Let’s think of a virus as a “little mutant” that we carry inside. That constantly mutates. At your own pace. With different consequences.
In a month, at least 5 new variants of coronavirus appeared or spread, increasing the rate of infections, mortality and raising doubts about how they could affect treatments and vaccines.
The laboratories ensure that mutations are part of the natural history of all viruses. That those “little mutants” always did what they do best: mutate. But in this global context, not only does the number of cases and deaths increase rather, they impact the economy by deepening the lockdown and closing borders. Can they become the main obstacle to stop the Covid?
Claudia Perandones is the renowned geneticist who coordinates the ANLIS Malbrán teams responsible for testing and decoding the virus genome in Argentina. For his expertise faced with “mutants”, he knows that it is scary to hear of “new strains” and vaccines that are already made. That is why he clarifies that mutations create variants. And that vaccines, if necessary, can be recalibrated.
“Variants are a set or constellation of mutations or changes in the genome of the SARS-CoV-2 virus that occur jointly or in association. Variants that have generated concern are called VOCs (variants of concern, in English)”, Explain.
Which are? The most mediatic these days. The UK VOC and the Rio de Janeiro VOC. Both were detected in our country.
That of the United Kingdom is B.1.1.7, which has 23 mutations of which 8 are located in the viral spike. Among those mutations, three generate the most concern.

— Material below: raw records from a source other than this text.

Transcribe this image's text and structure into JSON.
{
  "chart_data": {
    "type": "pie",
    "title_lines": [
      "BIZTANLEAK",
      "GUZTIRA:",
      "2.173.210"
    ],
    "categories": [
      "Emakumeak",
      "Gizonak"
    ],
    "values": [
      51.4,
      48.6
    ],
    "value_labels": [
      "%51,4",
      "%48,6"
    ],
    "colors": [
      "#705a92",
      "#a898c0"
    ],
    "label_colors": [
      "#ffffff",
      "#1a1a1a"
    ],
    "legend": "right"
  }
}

“One is the N501Y mutation, which is located in the key contact area for binding with the human ACE2 receptor, which is the gateway for the virus to enter human cells.” This mutation gives it greater affinity or avidity to bind to cells and would be responsible for the virus having 70% more transmissibility.
Does this mutation allow Covid to escape the antibody response of those that were previously infected and also of vaccines? No.

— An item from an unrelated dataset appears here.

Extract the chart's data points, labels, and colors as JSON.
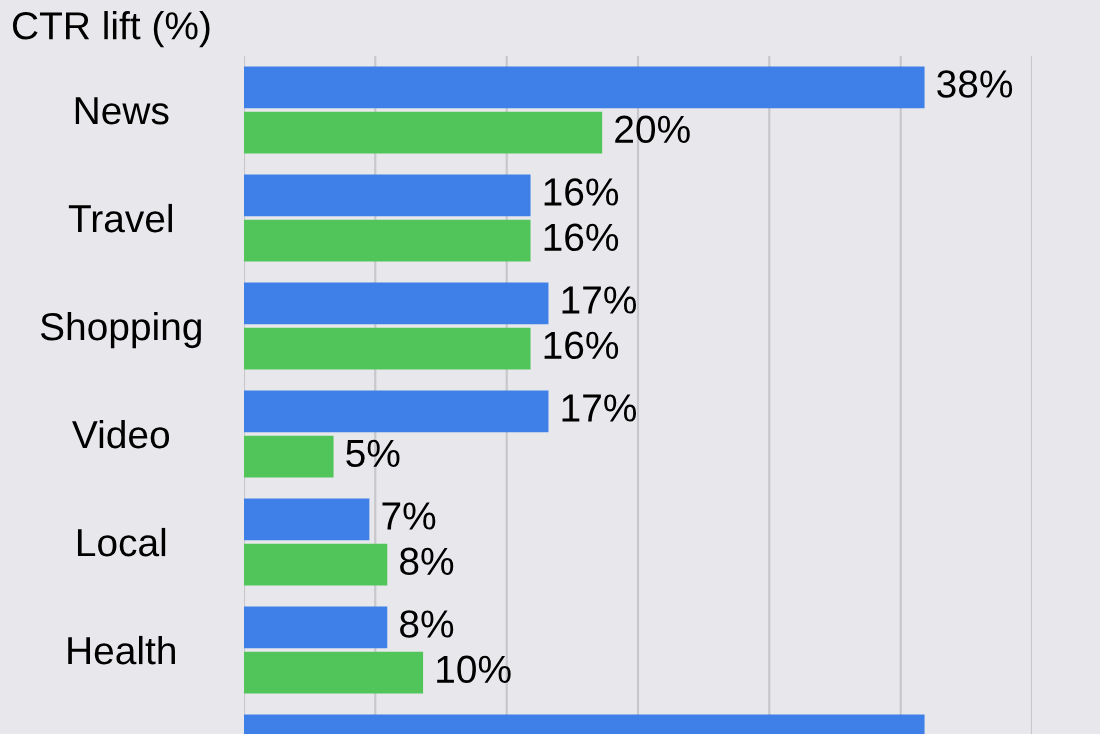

Recent studies from the School of Medicine of Mount Sinai from New York -with whom ANLIS Malbrán has a strategic collaboration- demonstrated that this mutation “is sensitive to the response mediated by antibodies”, both in the plasma of individuals recovered from the disease as in the serum of vaccinated people.
“This finding is very reassuring in relation to the fact that currently developed vaccines are effective in protecting against the United Kingdom variant”, Perandones brand. Two other worrisome mutations within this variant raised alarm: the 69-70 deletion and the P681H mutation. But neither do they escape the vaccine or plasma.
Does the UK variant, which is in Argentina, conditions higher mortality? “Although Prime Minister Boris Johnson raised this Friday the possibility of a greater fatality, the reality is that there is no scientific evidence for such a claim. It is logical and expected that the increase in the number of cases produced by this variant inevitably conditions, an increase in the number of deaths. But both the research groups of Public Health England, Imperial College London, among others, do not allow to confirm what the premier said “, says Perandones.
_Are the vaccines developed for SARS-Cov-2 effective against the appearance of variants?
-Both the CEO of BionTech (Pfizer), Ugur Sahin, as that of Moderna and the Director of the Russian Fund for Direct Investment, Kiril Dmitriev, confirmed that the statistical modeling and tests aimed at determining what the spatial conformation of the spicule with mutations it could adopt, showed that currently developed vaccines are effective in neutralizing the UK variant.
Perandones also highlights that this week Pfizer published its study carried out with the University of Texas, Medical Branch at Galveston, which proved that this vaccine “It is effective for all those variants that contain the N501Y mutation.”
This mutation is present in the UK variant (B.1.1.7) and also in the South African (501.V2) and Brazil variant identified in Japanese tourists (B.1.1.248, or P1 variant). In that study, the researchers evaluated serum from 20 vaccinated people and determined that it was capable of neutralizing them.
The concrete thing is that the British variants are more contagious: they were identified in September and now have a high prevalence in 60 countries. How could the UK mutations have been generated? Again, and simply, by the nature of these little mutants. But there was something unusual.
“That the UK variant differs by 23 mutations from the original Wuhan, China strain, is much higher than current estimates of the virus’ molecular clock of around two mutations per genome per month. The unusually high number of mutations spicule protein and other genomic properties of this variant indicate that it was not the result of gradual accumulation of mutations in the UK (as more infections occurred). A possible explanation for the emergence is a prolonged infection with SARS-CoV -2 in a single patient, potentially with reduced immunocompetence, “says Perandones.
– An eventual new mutation could lead to existing vaccines today becoming placebo?
-Most of the vaccines for SARS CoV 2 were developed through genetic engineering strategies. This allowed to accelerate the times but it would also allow, if necessary, to introduce modifications in the genomic sequences of the viral spicule, which is the target that everyone chooses as the main immune stimulus for the organism to produce antibodies “, he closes. Thus, the race against the “little mutants” would never start from 0.